Some realities are permanent, emphatically including those that are the stock-in-trade of comedian Sid Caesar. He was the guest artist at last night's National Symphony Orchestra pops concert in the Kennedy Center Concert Hall, and 35 years melted away.

It would be hard to name anything that has not changed since the early 1950s when Caesar was as well known as Johnny Carson today. But his dialogues and pantomimes focused on basic human realities, and his truths have remained essentially the same: the worries of a man walking up the aisle to get married; the gestures and attitudes of a married couple quarreling; the hesitations of a boy at his first dance; and the powerless, self-centered world of a 6-month-old infant.

Dealing in such hard-core realities, Sid Caesar has changed words and nuances in his routines to keep the material fresh. But he has not had to adapt any of it for the changing life styles of the '60s, '70s or '80s. When he recites a steamy passage from a Harlequin Romance first in English, then in his approximations of German, Italian and Japanese, time dissolves and we laugh as we (or our ancestors) did 35 years ago. When (in the persona of Professor Ludwig van Knowitall), he solemnly announces that "the main cause of divorce, unequivocally, is marriage," we smile at the tradition of such statements as much as the content of that particular sentence.

That's all very well, but one cannot help wondering: Why does he have a 100-piece orchestra sitting on the stage with him? In fact, for a while, it looked as though the National Symphony would have nothing to do but play a few bars of Mendelssohn's Wedding March or "Rock-a-Bye, Baby." But he had two routines that required an orchestra, and they were among the best of the evening.

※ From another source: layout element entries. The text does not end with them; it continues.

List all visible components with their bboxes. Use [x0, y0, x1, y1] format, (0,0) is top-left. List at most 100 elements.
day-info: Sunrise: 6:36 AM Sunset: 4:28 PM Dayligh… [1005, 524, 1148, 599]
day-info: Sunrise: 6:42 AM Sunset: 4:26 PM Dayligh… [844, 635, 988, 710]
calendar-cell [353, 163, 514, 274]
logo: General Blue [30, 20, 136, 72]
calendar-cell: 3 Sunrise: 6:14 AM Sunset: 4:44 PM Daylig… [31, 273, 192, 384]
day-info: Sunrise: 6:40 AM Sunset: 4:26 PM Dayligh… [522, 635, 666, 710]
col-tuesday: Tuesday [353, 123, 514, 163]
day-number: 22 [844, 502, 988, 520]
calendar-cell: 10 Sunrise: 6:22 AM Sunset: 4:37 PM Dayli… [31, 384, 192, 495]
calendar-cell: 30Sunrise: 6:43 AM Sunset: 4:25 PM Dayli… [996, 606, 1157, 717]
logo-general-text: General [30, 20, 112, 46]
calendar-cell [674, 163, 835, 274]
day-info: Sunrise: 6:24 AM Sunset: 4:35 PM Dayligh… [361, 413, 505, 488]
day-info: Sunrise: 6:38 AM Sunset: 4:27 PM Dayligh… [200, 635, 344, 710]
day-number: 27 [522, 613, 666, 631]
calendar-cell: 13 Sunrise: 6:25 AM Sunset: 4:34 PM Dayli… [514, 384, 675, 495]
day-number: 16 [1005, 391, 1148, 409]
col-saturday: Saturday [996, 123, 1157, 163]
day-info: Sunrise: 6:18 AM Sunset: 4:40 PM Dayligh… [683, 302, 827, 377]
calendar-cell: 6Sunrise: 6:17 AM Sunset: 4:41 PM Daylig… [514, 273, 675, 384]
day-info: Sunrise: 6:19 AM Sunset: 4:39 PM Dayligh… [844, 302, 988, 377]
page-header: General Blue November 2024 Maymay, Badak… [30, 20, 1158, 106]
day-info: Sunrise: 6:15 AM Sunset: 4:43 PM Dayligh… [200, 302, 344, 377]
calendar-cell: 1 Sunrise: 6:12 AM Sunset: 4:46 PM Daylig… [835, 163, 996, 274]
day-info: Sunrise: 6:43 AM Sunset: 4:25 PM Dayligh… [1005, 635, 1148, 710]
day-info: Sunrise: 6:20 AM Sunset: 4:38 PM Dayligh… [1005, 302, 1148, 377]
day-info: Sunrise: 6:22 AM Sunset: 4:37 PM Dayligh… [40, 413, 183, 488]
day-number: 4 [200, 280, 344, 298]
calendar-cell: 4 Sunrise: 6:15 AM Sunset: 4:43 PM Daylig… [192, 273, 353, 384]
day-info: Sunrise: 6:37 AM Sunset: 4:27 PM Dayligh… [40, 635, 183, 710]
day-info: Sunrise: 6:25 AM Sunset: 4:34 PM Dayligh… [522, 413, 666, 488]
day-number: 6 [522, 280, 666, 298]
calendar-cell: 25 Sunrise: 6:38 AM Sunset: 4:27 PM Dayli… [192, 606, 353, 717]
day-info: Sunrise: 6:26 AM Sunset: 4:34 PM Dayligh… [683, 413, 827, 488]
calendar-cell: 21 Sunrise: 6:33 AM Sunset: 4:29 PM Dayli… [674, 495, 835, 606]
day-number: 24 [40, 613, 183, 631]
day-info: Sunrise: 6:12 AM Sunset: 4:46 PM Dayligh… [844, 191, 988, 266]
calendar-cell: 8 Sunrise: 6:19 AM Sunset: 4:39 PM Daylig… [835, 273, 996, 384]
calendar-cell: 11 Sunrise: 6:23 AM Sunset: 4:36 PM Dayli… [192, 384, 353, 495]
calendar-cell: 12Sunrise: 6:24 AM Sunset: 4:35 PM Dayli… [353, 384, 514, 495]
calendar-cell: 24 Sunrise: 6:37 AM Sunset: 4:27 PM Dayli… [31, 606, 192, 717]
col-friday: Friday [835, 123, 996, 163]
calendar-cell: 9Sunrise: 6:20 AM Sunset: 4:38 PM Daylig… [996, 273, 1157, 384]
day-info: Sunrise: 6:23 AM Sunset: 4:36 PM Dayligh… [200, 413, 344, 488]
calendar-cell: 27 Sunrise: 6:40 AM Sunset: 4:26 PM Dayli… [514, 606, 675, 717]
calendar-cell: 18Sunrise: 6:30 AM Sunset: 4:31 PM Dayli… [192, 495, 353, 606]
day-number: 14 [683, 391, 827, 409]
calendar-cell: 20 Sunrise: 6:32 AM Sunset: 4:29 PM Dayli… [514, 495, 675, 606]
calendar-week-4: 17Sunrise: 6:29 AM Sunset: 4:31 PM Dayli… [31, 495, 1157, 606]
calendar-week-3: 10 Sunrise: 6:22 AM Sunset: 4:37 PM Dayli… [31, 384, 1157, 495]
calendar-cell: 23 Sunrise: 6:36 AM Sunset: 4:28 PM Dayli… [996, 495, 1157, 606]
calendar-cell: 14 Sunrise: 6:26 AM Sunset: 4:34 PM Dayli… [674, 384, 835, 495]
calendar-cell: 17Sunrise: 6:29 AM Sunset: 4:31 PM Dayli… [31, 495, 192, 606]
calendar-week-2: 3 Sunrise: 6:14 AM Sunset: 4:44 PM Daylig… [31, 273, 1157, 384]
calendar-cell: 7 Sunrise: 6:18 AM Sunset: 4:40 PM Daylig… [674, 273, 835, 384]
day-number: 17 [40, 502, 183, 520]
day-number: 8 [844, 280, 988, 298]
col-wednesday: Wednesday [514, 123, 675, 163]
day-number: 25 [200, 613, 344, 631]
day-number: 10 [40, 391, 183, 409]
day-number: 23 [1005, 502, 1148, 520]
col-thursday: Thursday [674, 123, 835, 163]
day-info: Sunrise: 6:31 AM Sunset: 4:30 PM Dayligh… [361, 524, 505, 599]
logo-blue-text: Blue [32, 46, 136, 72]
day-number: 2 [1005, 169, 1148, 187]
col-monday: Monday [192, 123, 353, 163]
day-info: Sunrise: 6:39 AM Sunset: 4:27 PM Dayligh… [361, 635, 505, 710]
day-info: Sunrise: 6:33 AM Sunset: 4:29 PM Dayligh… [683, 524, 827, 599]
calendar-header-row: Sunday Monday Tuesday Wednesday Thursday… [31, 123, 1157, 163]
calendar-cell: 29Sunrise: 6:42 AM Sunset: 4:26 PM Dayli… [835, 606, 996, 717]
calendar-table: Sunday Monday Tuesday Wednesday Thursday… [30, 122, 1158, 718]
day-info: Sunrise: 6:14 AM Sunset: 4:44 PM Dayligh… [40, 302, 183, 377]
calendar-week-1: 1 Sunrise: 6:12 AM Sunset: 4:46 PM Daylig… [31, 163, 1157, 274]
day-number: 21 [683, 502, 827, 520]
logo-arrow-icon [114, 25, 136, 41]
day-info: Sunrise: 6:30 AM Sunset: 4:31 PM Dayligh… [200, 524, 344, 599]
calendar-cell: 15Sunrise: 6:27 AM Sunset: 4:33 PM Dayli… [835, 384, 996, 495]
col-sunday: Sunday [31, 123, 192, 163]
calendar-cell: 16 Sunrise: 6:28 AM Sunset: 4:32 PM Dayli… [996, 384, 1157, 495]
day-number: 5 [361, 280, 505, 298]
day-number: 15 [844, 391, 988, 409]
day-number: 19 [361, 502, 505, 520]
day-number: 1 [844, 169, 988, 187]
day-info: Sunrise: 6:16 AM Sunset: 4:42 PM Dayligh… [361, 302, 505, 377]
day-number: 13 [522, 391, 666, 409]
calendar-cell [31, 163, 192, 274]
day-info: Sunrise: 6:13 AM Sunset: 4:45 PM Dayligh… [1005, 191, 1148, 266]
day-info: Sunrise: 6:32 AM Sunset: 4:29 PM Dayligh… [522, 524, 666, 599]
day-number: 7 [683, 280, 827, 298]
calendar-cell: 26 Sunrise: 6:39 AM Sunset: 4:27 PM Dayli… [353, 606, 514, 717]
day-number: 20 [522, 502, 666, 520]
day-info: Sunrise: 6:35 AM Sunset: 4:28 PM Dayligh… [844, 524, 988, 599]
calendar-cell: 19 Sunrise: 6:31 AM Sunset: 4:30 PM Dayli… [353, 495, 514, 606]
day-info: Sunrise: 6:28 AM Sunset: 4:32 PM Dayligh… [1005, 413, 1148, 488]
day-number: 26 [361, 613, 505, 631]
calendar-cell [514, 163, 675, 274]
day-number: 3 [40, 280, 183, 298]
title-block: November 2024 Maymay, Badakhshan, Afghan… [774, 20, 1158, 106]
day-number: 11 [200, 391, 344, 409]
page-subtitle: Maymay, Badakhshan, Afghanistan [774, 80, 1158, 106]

In the first, Caesar and his associate Gerrianne Raphael mimed a married couple having an argument, with their gestures precisely choreographed to the first movement of Beethoven's Fifth Symphony. It was the kind of routine that has to be perfect to work at all, and it worked beautifully. In the second routine, Caesar sat at an imaginary piano and played the first movement of Grieg's Piano Concerto in synchronization with the actual playing of his music director, Elliot Finkel. Caesar injured the little finger of his left hand by snapping out a chord too vigorously, and momentarily disabled all his fingers when the invisible lid of his imaginary piano came crashing down on his hands. He also fiddled outrageously with the tempos, rhythm and phrasing, but Finkel synchronized the piano sound with him precisely.

Before intermission, guest conductor William McGlaughlin conducted capable interpretations of Dukas' Fanfare from "La Peri," Strauss' "Tales From the Vienna Woods" and three dances from Falla's "The Three-Cornered Hat." The program will be repeated tonight.